Segments of the charter school community have been fighting various aspects of the new evaluations, including asking that sponsors get an extra year before consequences take hold.

“This is a clear case of Republican charter school industry allies doing everything in their power to derail, disrupt and delay new reforms that would help hold charter schools to a reasonable standard of achievement,” said Rep. Greta Johnson, D-Akron.

The rule isn’t dead, but it is going back to the Common Sense Initiative office, which determines if agency rules have an unusually detrimental impact on businesses. The CSI office had already issued a report on the rule, but critics said the sample of charter sponsors was too small, and they submitted estimates before knowing what the department required of them.

The CSI will spend up to 30 days reviewing the rule again. Then the clock restarts on the JCARR process, which takes at least another 30 days.

“We may be back here the next month with the same impasse,” said Sen. Joe Uecker, R-Loveland, chairman of JCARR, referring to the retroactive date. “There is a distinct unwillingness on (the department’s) part to work with us on this.”

Some suggested Gov. John Kasich could implement an emergency rule that takes effect for 120 days. A Kasich spokeswoman said the governor has not been approached about that.

Even without the rule, all but two charter sponsors submitted validations on July 25 that they are following state laws.

“Even if there wasn’t a question about the dates, many of the same players would still be here saying the process wasn’t correct for some reason,” said Chad Aldis of the Thomas B. Fordham Institute, a sponsor that has advocated for more accountability.

“If legislators are really concerned about retro-activity, then we should take action to quickly rectify that issue.”

David Cash, testifying on behalf of charter sponsor St.
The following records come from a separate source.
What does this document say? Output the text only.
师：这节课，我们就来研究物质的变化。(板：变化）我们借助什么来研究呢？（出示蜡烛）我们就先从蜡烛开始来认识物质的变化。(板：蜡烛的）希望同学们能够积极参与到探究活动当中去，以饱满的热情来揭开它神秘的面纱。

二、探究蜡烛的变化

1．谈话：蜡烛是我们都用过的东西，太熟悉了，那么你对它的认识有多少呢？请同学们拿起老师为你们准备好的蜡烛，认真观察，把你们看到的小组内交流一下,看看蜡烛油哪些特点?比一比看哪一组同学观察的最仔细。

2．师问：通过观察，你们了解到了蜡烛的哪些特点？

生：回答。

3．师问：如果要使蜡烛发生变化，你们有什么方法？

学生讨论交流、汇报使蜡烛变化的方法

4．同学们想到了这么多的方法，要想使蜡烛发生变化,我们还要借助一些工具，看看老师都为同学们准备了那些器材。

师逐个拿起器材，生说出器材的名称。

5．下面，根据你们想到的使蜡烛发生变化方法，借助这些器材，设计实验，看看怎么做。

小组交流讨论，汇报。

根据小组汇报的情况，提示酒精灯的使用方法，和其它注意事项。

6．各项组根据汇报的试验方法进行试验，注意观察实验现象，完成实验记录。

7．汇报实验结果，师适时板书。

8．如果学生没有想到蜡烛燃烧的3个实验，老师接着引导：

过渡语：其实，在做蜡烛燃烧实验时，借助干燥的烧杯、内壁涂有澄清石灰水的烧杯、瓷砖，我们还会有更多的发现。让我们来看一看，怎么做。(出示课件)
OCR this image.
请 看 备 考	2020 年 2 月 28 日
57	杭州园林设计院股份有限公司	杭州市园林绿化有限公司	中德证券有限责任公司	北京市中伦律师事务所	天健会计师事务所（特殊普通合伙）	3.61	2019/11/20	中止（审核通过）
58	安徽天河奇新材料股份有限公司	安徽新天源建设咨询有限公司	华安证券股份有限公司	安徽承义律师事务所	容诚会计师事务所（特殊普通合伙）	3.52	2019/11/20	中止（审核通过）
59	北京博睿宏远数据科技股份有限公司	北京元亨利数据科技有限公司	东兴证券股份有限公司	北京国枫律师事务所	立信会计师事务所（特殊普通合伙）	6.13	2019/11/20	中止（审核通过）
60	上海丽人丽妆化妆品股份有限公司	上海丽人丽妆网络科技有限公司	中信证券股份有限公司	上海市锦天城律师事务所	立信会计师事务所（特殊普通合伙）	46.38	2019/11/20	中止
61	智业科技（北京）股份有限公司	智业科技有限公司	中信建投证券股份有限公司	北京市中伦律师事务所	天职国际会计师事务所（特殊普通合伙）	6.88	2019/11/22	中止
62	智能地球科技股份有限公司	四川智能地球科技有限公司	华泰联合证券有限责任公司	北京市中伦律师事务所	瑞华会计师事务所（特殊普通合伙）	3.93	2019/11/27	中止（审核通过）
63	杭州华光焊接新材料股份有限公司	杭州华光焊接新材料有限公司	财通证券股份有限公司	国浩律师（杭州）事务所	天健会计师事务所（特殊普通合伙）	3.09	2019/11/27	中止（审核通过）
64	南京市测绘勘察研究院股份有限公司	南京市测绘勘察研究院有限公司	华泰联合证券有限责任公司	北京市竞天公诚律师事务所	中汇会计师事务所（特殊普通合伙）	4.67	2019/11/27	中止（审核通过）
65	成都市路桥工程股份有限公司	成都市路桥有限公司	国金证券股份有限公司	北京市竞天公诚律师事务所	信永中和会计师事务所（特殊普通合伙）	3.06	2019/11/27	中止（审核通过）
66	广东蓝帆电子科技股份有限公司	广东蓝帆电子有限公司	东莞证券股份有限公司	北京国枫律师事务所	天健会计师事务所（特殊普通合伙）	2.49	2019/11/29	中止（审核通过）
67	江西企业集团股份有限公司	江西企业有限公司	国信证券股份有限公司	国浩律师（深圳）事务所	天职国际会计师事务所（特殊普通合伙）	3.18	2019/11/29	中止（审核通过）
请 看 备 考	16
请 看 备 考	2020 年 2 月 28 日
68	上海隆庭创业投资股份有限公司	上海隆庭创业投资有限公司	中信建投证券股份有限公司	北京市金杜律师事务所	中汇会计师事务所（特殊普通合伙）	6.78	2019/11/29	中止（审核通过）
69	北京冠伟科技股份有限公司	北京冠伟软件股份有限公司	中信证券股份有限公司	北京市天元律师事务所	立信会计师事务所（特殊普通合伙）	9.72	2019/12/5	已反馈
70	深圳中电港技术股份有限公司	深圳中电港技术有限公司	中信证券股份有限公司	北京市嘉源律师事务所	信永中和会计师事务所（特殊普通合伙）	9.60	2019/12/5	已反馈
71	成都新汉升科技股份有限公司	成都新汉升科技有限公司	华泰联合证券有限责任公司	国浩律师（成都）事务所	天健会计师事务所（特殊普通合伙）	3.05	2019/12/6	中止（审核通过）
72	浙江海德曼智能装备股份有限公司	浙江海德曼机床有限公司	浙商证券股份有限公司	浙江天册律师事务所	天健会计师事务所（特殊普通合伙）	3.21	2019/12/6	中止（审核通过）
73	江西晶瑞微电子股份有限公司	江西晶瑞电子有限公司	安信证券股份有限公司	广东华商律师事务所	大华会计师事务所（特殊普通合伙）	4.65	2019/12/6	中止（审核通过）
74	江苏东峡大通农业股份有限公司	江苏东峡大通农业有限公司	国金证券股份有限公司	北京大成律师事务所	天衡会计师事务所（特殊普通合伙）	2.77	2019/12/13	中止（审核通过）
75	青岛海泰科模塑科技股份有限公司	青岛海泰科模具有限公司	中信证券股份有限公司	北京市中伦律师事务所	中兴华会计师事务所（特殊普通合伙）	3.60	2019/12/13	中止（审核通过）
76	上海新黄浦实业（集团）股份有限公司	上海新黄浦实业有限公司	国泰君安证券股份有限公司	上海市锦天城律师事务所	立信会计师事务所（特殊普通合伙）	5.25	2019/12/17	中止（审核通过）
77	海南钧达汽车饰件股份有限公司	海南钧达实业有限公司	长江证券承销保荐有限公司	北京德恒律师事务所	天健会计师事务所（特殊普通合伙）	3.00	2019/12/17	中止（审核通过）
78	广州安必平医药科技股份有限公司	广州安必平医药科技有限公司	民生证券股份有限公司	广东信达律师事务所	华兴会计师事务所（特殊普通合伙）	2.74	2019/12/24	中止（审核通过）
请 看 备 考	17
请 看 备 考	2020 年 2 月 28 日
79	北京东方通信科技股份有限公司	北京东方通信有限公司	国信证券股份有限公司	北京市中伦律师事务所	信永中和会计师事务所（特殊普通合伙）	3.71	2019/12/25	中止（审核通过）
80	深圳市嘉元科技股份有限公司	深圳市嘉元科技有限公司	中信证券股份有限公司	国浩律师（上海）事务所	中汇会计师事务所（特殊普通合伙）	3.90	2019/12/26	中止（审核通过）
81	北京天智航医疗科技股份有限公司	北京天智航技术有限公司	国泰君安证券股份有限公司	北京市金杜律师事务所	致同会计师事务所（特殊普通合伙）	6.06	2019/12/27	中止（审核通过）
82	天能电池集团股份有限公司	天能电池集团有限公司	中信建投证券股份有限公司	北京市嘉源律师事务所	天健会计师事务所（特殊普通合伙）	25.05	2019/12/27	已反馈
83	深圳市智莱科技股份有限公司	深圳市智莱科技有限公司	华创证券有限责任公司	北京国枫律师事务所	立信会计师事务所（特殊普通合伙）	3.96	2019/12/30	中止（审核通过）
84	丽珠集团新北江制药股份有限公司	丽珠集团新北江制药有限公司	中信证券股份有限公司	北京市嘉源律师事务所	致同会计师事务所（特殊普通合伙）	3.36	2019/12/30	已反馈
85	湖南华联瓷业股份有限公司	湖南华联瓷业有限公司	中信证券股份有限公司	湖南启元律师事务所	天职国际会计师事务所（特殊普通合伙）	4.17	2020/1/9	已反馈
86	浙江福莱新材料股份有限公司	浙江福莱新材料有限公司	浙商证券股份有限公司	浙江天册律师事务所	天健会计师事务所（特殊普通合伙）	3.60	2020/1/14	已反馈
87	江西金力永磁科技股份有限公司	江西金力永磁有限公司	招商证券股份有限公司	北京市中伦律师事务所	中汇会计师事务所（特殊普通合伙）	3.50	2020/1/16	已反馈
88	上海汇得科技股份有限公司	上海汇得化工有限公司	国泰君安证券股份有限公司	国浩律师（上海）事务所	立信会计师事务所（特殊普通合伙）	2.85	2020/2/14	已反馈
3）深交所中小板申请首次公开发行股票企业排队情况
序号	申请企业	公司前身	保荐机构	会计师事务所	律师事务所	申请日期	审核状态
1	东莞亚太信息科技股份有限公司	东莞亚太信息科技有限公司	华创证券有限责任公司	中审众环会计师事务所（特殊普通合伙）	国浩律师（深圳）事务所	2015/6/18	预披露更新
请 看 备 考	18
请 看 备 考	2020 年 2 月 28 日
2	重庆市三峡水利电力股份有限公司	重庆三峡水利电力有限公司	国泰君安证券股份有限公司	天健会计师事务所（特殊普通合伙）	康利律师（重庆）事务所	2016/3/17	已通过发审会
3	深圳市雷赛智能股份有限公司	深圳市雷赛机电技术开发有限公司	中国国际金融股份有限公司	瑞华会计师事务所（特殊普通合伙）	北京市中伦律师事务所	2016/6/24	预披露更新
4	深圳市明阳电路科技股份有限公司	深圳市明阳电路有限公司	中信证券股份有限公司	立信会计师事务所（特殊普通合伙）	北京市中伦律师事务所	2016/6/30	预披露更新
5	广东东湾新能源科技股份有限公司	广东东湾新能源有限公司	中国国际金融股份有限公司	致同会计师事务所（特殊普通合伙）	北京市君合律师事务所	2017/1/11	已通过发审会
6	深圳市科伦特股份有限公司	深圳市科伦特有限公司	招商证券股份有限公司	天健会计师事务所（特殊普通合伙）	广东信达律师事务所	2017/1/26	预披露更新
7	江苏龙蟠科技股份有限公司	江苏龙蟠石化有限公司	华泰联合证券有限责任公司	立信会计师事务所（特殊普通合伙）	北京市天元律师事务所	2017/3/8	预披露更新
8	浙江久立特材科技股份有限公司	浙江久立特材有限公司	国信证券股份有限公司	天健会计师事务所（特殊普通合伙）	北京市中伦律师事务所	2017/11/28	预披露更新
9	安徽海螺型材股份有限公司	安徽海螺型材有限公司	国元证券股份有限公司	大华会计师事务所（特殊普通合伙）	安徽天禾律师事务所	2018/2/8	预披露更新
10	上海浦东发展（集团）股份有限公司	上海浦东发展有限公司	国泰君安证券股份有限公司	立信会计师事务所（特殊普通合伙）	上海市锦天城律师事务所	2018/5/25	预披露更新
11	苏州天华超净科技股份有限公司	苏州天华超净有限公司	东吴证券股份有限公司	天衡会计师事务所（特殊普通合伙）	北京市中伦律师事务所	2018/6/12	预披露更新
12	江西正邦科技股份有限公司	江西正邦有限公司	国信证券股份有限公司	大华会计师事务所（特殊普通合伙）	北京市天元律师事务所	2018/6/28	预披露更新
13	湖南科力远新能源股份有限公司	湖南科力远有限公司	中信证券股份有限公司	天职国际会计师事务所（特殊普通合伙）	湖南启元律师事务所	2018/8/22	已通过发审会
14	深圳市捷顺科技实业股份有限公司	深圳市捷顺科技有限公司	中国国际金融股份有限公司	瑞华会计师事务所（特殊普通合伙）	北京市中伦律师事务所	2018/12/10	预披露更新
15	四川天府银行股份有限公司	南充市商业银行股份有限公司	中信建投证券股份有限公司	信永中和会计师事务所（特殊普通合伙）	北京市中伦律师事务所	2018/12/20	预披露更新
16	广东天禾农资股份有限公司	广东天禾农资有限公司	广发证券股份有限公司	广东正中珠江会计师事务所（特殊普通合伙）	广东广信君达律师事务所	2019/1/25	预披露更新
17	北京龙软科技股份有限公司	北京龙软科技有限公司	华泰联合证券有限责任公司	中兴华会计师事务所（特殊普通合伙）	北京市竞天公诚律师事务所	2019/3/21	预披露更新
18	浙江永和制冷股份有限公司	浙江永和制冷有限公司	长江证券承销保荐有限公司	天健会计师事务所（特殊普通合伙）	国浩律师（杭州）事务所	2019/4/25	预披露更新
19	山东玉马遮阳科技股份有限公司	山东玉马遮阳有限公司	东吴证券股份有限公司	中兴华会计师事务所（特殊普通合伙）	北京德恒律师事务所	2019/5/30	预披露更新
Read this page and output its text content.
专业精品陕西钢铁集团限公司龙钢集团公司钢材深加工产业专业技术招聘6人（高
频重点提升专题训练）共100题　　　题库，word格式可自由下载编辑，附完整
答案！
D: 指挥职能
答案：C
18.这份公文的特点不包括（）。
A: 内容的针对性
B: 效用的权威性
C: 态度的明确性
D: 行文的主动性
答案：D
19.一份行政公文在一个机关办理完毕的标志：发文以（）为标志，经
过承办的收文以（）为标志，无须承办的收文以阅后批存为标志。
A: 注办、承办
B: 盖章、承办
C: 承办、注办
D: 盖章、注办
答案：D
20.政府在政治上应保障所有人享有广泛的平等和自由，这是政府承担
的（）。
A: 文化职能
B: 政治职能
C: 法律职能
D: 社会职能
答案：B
Aloysius, estimated the cost of compiling the information at $240,000 for the sponsor’s 43 schools.

“In the eyes of (the department), student education takes a back seat to redundant client’s work,” Cash said.

Reps. Mike Duffey, R-Worthington, and Cheryl Grossman, R-Grove City, voted to block the rule, while Sen. Charleta Tavares, D-Columbus, voted to allow it.

“The department has said this is an extension of existing law, therefore nothing has changed,” Duffey said. “But on its face, the rule is amplifying the law and creating new hoops people have to jump through.”